INDAGINI –  Le indagini si sono concentrare sull’auto che, secondo gli investigatori, è stata nascosta subito dopo il fatto e recuperata la mattina successiva per essere riciclata, ancora non è chiaro se smontata o tutta intera. L’unico dubbio degli inquirenti è rappresentato dalla chiave della Mercedes Classe A: come faceva il Fiorucci ad avere la chiave?

Una domanda a cui l’uomo, difeso dall’avvocato Coronella, non ha ancora risposto, ma che aprirà certamente nuovi scenari.

Un grazie, hanno spiegato gli uomini della stradale, va a tutti i cittadini che li hanno aiutati, in tanti hanno chiamato raccontando la loro versione e cercando in ogni modo di aiutare le forze dell’ordine: “sicuramente un aiuto prezioso, che ci ha fatto capire quanto i cittadini stessero apprezzando il nostro lavoro”, ha spiegato il comandante che ha concluso la conferenza con un augurio: “Speriamo di aver dato alla famiglia di Alessia un piccolo sollievo, certo non gli abbiamo restituito Alessia, ma almeno questa potrà essere una piccola consolazione”.

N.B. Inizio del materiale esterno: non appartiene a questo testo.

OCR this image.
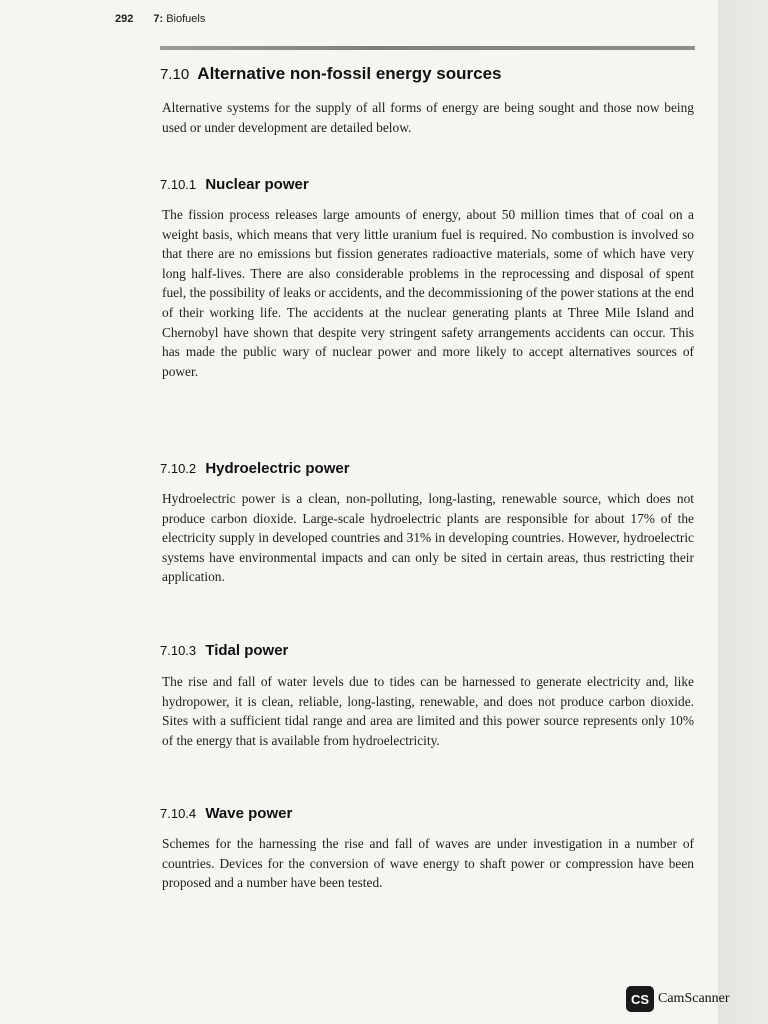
292 7: Biofuels
7.10 Alternative non-fossil energy sources

Alternative systems for the supply of all forms of energy are being sought and those now being used or under development are detailed below.

7.10.1 Nuclear power

The fission process releases large amounts of energy, about 50 million times that of coal on a weight basis, which means that very little uranium fuel is required. No combustion is involved so that there are no emissions but fission generates radioactive materials, some of which have very long half-lives. There are also considerable problems in the reprocessing and disposal of spent fuel, the possibility of leaks or accidents, and the decommissioning of the power stations at the end of their working life. The accidents at the nuclear generating plants at Three Mile Island and Chernobyl have shown that despite very stringent safety arrangements accidents can occur. This has made the public wary of nuclear power and more likely to accept alternatives sources of power.

7.10.2 Hydroelectric power

Hydroelectric power is a clean, non-polluting, long-lasting, renewable source, which does not produce carbon dioxide. Large-scale hydroelectric plants are responsible for about 17% of the electricity supply in developed countries and 31% in developing countries. However, hydroelectric systems have environmental impacts and can only be sited in certain areas, thus restricting their application.

7.10.3 Tidal power

The rise and fall of water levels due to tides can be harnessed to generate electricity and, like hydropower, it is clean, reliable, long-lasting, renewable, and does not produce carbon dioxide. Sites with a sufficient tidal range and area are limited and this power source represents only 10% of the energy that is available from hydroelectricity.

7.10.4 Wave power

Schemes for the harnessing the rise and fall of waves are under investigation in a number of countries. Devices for the conversion of wave energy to shaft power or compression have been proposed and a number have been tested.

CS CamScanner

ASSOCIAZIONE FAMILIARI E VITTIME DELLA STRADA – Parla di beffa giudiziaria il vicepresidente del’associazione Familiari e vittime della strada, Giovanni Delle Cave: “Il pirata della strada non ha subito nessun provvedimento restrittivo grazie ad un sistema legislativo che continua a non difendere il bene supremo della vita. Questa Associazione sempre al fianco delle vittime della strada chiede con forza un cambiamento legislativo estremo contro questa strage continua, non possiamo continuare ad assistere inermi. Adesso basta, in qualità di presidente regionale del Lazio, annunciamo che nei prossimi giorni manifesteremo davanti al Tribunale di Latina per chiedere giustizia e l’applicazione di pene congrue rispetto alla gravità del fatto”.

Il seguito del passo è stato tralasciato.